Quelques minutes plus tard, ils étaient arrivés à l'hôpital. Dean ne fut pas autorisé à rester auprès de son frère ce qui le mit hors de lui. Il se calma cependant, en regardant les deux colosses de la sécurité s'approcher dangereusement de lui. Il s'assit alors dans la salle d'attente à s'angoisser. Il venait tout juste d'appeler Adrian lorsqu'un infirmier s'approcha de lui.
-Monsieur Talbot ?
Dean releva les yeux, cachant de son mieux son étonnement.
-Oui.
-Votre frère est réveillé. Il ne peut pas parler pour le moment alors on lui a donné du papier et un stylo. Il vous réclame.

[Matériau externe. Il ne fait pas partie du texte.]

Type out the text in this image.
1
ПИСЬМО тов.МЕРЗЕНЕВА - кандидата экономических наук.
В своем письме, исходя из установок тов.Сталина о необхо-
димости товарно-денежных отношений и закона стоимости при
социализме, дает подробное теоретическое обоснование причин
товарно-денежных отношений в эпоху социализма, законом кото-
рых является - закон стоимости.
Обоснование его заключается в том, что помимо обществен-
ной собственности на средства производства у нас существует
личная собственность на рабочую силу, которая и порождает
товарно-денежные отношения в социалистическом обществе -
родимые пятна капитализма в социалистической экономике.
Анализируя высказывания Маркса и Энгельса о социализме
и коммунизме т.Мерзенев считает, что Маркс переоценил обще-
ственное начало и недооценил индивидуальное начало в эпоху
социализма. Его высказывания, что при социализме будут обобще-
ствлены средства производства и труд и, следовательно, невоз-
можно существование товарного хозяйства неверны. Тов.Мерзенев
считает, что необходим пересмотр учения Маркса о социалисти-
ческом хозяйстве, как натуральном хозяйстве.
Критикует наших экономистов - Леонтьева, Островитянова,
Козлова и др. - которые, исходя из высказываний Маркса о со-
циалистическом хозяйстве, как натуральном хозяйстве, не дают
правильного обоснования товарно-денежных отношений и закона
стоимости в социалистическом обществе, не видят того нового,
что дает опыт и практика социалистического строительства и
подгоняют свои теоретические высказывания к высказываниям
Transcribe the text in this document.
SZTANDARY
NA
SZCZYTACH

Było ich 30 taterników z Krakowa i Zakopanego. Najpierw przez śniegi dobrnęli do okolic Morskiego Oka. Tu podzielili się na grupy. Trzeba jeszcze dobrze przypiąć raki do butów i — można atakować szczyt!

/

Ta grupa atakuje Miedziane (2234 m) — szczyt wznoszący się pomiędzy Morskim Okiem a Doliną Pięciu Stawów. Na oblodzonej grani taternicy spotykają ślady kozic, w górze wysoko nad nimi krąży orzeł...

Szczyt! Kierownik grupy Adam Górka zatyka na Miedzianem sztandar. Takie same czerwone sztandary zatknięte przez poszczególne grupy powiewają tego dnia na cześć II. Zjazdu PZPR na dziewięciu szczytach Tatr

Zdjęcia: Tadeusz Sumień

-Ca y est, je suis plus suspect ?
L'homme haussa les épaules pour lui montrer qu'il ne savait pas de quoi il parlait et le mena à la chambre de son frère. Là, un médecin lui expliqua que Sam devrait rester quelques temps en attendant que ses hématomes se résorbe et qu'il puisse à nouveau respirer par lui-même. L'instant suivant, ils furent enfin seuls.
'Enlève ces tubes de ma gorge et fichons le camp' furent les premiers mots qu'écrivit Sam.
-Déjà, tu m'appelles Monsieur Talbot et maintenant tu me demandes de te tuer… Tu te fous de ma gueule ? Pas question ! Tu peux pas respirer sans ces tubes, Sam !
Sam semblait contrarié. Il se mit à écrire de manière frénétique.
'On doit aller à New York le plus vite possible !'
Ce fut au tour de Dean d'être contrarié.
-Qu'est-ce que tu ne comprends pas dans "pas question", hein ? Dis-le moi que je t'explique !
Sam le fusilla du regard. Il commença à écrire, s'arrêta un instant pour réfléchir à ce qu'il voulait dire, puis reprit la rédaction de son message.
'C'est toi qui ne comprend pas. C'est capital, Dean.'
-Capital, hein ? Qu'est-ce qui est capital au point que tu refuses de me le dire ? Dis-le moi, j'aimerais franchement le savoir ! Ca ne me plaît pas du…
-EST-CE QU'IL VA BIEN ! hurla Adrian, à bout de souffle.
On aurait dit qu'il venait tout juste de finir un marathon.
-Oui, il va bien ! répondit Dean avec un petit sourire.
-Ouf… souffla Adrian en s'approchant. Alors il faut qu'on s'en aille le plus vite possible !
-Ah non, tu vas pas t'y mettre toi aussi putain ! répliqua Dean en gardant sa voix à un niveau sonore raisonnable.
Il ne tenait pas vraiment à ce qu'on le suspecte une nouvelle fois de vouloir assassiner son frère.
-Ecoutez-moi bien, tous les deux… Je sais pas ce que vous complotez derrière mon dos et si vous voulez pas me le dire, tant pis. Mais Sam ne bougera pas d'ici tant que le médecin n'aura pas dit qu'il pourra partir. Si tu tentes quoique ce soit Adrian, je te casse la gueule. Et si je dois pas dormir pendant des jours pour te surveiller, Sammy, je le ferai. Est-ce que c'est bien compris ?
Adrian et Sam échangèrent un regard lourd de signification et les larmes envahirent les yeux du cadet Winchester. Dean s'en rendit compte mais ne regretta pas ses paroles le moins du monde. Il s'en fichait pas mal si Sam était blessé dans son orgueil. Il ne restait à Dean plus que douze jours à vivre, et il ne tenait vraiment pas à ce que son frère le précède dans la tombe.